Yep, me too. What with this being quite a serious subject and all.......

Anniegetyourgun · 28/09/2014 17:10

Thank you, Yonic.

From this I conclude that Lynx is a more powerful product than Diet Coke, because the latter can only make women eye up men who were already conventionally attractive. Yes, I can clearly see how this makes a nonsense of any claims that the advertising industry is sexist. Or er...

Re Grange Hill: you set up a straw man, someone is going to set light to it. It's the way of the world.

MadameLeBean · 28/09/2014 17:20

Boom

I luffs mumsnet Smile

TheSameBoat · 28/09/2014 19:40

The Lynx and DC ads are falsely equivalent. Not that I like the DC ad at all but the women in it are still very attractive and polished looking whilst the Lynx guy is ugly.

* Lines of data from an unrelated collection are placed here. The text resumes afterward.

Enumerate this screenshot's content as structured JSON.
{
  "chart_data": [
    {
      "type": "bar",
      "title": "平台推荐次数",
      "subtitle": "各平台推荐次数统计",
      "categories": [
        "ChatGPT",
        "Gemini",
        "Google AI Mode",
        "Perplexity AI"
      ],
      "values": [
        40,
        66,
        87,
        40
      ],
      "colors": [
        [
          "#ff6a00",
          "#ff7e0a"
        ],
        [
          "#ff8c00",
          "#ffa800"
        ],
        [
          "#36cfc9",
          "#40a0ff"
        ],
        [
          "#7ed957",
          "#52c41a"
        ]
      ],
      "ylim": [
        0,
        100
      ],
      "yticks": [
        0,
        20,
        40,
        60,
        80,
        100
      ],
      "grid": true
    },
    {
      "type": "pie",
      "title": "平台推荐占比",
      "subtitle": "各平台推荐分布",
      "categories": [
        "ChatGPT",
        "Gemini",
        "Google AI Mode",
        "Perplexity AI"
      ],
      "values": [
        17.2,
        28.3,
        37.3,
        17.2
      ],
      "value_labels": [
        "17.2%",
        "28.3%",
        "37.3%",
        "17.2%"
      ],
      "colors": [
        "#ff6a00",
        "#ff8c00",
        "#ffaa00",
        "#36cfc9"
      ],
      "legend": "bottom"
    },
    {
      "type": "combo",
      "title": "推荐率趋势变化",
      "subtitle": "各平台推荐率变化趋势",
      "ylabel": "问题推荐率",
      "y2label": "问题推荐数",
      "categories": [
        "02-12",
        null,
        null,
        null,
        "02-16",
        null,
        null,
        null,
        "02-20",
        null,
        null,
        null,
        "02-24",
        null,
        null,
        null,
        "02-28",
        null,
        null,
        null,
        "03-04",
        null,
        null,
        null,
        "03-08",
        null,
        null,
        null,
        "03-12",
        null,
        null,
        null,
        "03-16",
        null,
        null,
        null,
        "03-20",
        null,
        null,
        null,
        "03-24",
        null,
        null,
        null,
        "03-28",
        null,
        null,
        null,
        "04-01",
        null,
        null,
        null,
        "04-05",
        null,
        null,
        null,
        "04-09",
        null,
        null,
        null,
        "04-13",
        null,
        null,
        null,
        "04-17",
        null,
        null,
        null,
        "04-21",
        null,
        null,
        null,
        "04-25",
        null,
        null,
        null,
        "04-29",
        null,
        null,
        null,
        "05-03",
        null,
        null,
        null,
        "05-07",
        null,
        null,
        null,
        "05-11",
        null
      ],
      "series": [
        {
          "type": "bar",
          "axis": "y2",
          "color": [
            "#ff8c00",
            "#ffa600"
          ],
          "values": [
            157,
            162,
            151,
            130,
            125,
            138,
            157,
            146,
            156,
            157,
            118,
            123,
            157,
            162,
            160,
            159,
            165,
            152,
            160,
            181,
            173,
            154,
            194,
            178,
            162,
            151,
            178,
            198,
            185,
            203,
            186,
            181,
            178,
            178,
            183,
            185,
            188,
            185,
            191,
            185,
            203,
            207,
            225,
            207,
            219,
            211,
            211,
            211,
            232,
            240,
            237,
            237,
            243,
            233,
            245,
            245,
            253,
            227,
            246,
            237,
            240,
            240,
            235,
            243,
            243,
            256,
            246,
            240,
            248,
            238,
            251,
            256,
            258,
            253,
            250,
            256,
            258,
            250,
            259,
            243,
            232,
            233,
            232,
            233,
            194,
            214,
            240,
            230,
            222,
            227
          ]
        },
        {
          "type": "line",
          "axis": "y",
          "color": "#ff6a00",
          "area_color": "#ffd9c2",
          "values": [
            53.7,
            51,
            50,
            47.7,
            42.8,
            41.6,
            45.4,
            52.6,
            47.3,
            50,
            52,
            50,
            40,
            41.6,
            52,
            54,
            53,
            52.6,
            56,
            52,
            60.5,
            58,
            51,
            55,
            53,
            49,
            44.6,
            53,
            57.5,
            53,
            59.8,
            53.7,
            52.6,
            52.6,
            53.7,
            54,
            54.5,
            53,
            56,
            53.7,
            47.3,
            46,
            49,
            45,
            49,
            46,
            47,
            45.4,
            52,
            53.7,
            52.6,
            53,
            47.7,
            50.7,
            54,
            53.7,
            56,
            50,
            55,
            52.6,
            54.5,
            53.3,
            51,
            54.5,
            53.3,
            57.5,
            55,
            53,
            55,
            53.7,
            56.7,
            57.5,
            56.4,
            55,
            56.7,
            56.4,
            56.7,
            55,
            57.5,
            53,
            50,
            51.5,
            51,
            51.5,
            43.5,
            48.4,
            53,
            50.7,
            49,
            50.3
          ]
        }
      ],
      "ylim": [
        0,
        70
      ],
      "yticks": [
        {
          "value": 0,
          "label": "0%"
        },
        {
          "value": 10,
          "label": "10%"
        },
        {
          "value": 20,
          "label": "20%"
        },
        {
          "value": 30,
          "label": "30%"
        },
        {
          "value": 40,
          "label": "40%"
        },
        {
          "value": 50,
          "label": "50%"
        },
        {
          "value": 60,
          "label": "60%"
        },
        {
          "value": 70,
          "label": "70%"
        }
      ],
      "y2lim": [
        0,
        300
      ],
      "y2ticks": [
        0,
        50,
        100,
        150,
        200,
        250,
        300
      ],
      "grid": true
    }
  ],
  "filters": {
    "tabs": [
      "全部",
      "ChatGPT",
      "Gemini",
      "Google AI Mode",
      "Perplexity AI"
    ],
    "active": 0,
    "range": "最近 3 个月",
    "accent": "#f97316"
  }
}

The message to men is that any man - no matter how unattractive - can dream of having a shot at hot women (which is what porn is for) whilst a woman still needs to make herself gorgeous even if she is just dreaming.

This contributes to differing senses of entitlement. Women never think they're good looking enough even for men who are beneath them in looks. But men are told to aim high regardless of their own attractiveness.

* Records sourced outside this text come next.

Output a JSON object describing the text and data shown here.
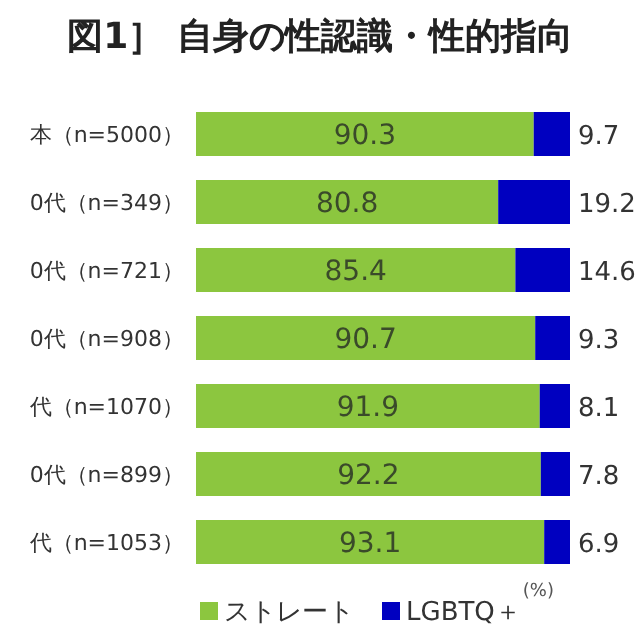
{
  "chart_data": {
    "type": "bar",
    "orientation": "horizontal",
    "stacked": true,
    "title": "図1］ 自身の性認識・性的指向",
    "categories": [
      "本（n=5000）",
      "0代（n=349）",
      "0代（n=721）",
      "0代（n=908）",
      "代（n=1070）",
      "0代（n=899）",
      "代（n=1053）"
    ],
    "series": [
      {
        "name": "ストレート",
        "color": "#8cc63f",
        "values": [
          90.3,
          80.8,
          85.4,
          90.7,
          91.9,
          92.2,
          93.1
        ]
      },
      {
        "name": "LGBTQ＋",
        "color": "#0000c0",
        "values": [
          9.7,
          19.2,
          14.6,
          9.3,
          8.1,
          7.8,
          6.9
        ]
      }
    ],
    "xlim": [
      0,
      100
    ],
    "data_labels": true,
    "legend": "bottom",
    "annotations": [
      "(%)"
    ]
  }
}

whatdoesittake48 · 29/09/2014 07:23

I am a copywriter and have seriously consisted sending agencies my cv with the words " what your agency needs is a feminist" across the top. Because it is so clear that these advertising agencies knownothing about feminism and are blithering about trying to empower women and getting it wrong time after time. I have even considered seeing up a consultancy service for ad men who just don't get it!

whatdoesittake48 · 29/09/2014 07:24

Apologies for typos.... that looks bad when you consider my profession!

PetulaGordino · 29/09/2014 07:46

it's fine, whatdoes, you're off duty!

BuffyBotRebooted · 29/09/2014 07:49

This reply has been deleted

Message withdrawn at poster's request.

MarrogfromMars · 29/09/2014 09:10

But advertisers don't actually want to empower women though - they want to sell stuff, and often it's about generating insecurity to sell products.